Readout of Assistant Attorney General for National Security John P. Carlin’s Address at Vanity Fair’s 2015 New Establishment Summit
Today at Vanity Fair’s 2015 New Establishment Summit, Assistant Attorney General for National Security John P. Carlin and CEO of Sony Entertainment Michael Lynton had a moderated conversation with the President and CEO of the Aspen Institute, Walter Isaacson. They highlighted the growing threat posed by sophisticated computer intrusions to the entertainment industry and the economy at large, discussed the role the federal government can play in protecting companies before, during and after a serious hack and emphasized the importance of public-private partnerships to cybersecurity.
This was the first time that Carlin and Lynton were together on stage to discuss the unprecedented, state-sponsored network intrusion of Sony Pictures Entertainment in November 2014. Carlin and Lynton recounted the story of the hack and highlighted Sony’s valuable cooperation with law enforcement. They emphasized the role that public-private partnerships play in averting cyber hacks and mitigating their damage. Carlin said that Sony’s willingness to involve law enforcement immediately was “an important lesson that Sony did right.” “Literally within hours of the original breach – within the first 24 hours – Sony reached out and the FBI had a team go to Sony to assist,” Carlin added.

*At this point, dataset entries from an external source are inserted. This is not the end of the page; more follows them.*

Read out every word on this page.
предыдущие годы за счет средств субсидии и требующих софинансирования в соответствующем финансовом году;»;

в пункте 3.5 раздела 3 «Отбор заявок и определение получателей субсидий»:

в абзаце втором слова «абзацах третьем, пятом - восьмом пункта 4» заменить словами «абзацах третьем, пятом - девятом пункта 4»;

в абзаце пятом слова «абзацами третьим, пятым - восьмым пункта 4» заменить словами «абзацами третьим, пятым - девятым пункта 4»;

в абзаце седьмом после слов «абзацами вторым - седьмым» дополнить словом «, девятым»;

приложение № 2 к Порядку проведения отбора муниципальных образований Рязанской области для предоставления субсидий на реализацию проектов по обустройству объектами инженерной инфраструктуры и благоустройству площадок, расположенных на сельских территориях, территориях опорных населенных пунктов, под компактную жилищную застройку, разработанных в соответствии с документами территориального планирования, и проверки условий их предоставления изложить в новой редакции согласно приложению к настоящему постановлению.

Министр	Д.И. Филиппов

Carlin took this opportunity to stress the value of reaching out to law enforcement and making a connection early, before an intrusion takes place. “The reason [Sony] knew who to call is that they had a relationship where a high-level executive knew by name and by a face” their law enforcement contact.
To this end, Carlin announced an NSD outreach initiative to promote information sharing and resilience, as well as to help private companies protect themselves and respond to cyber intrusions. “In large part because of incidents like Sony, we’ve started a new outreach program,” Carlin said, “so that we are reaching out, preventively, to talk to people about best practices and what to think about before the attack happens.” Carlin highlighted that NSD recently named the first Director of the Outreach Program for the Protection of National Assets, Christine Kringer. This new position is the latest in a series of structural changes at NSD designed to reflect the division’s prioritization of combating cyber threats to the national security, as well as its counterintelligence and counterproliferation efforts. Last year, NSD charged a new Deputy Assistant Attorney General with oversight and coordination of the division’s protection of national assets program.
This focus on outreach complements the Justice Department’s national network of specially-trained National Security Cyber Specialists, and Computer Hacking and Intellectual Property coordinators who are available 24/7 to support companies as they face intrusions and online threats from a variety of sources in real-time.
Over the past 18 months, the Department of Justice has prioritized outreach efforts on cyber threats and cybersecurity, hosting discussions with the financial services sector in New York, addressing the Gaming Association in Las Vegas and conducting outreach to insurance companies, national labs, universities and the energy and transportation sectors. Through these efforts, Carlin and other senior Department of Justice officials have met with hundreds of c-suite executives, CIOs and CISOs, general counsels, outside lawyers and other corporate representatives to discuss the unique challenges companies face in today’s elevated threat environment.
Furthermore, the National Security Division continues to partner with the Criminal Division, the FBI and U.S. Attorney’s Offices to make joint visits and to participate in roundtables with companies to answer questions from both corporate security teams and in-house legal counsel. Carlin noted that the department is working to dispel the perception that law enforcement “comes in and seizes your servers,” and to show instead that they are “there to help and they very much respect the need of the business to get back to doing what it does.”
He closed his remarks by underscoring the Department of Justice’s commitment to overcoming perceived hurdles to cooperation and his own pledge to be responsive to the needs of private sector partners, whether they simply want to establish early lines of communication or call while under the strain of a continuing network breach.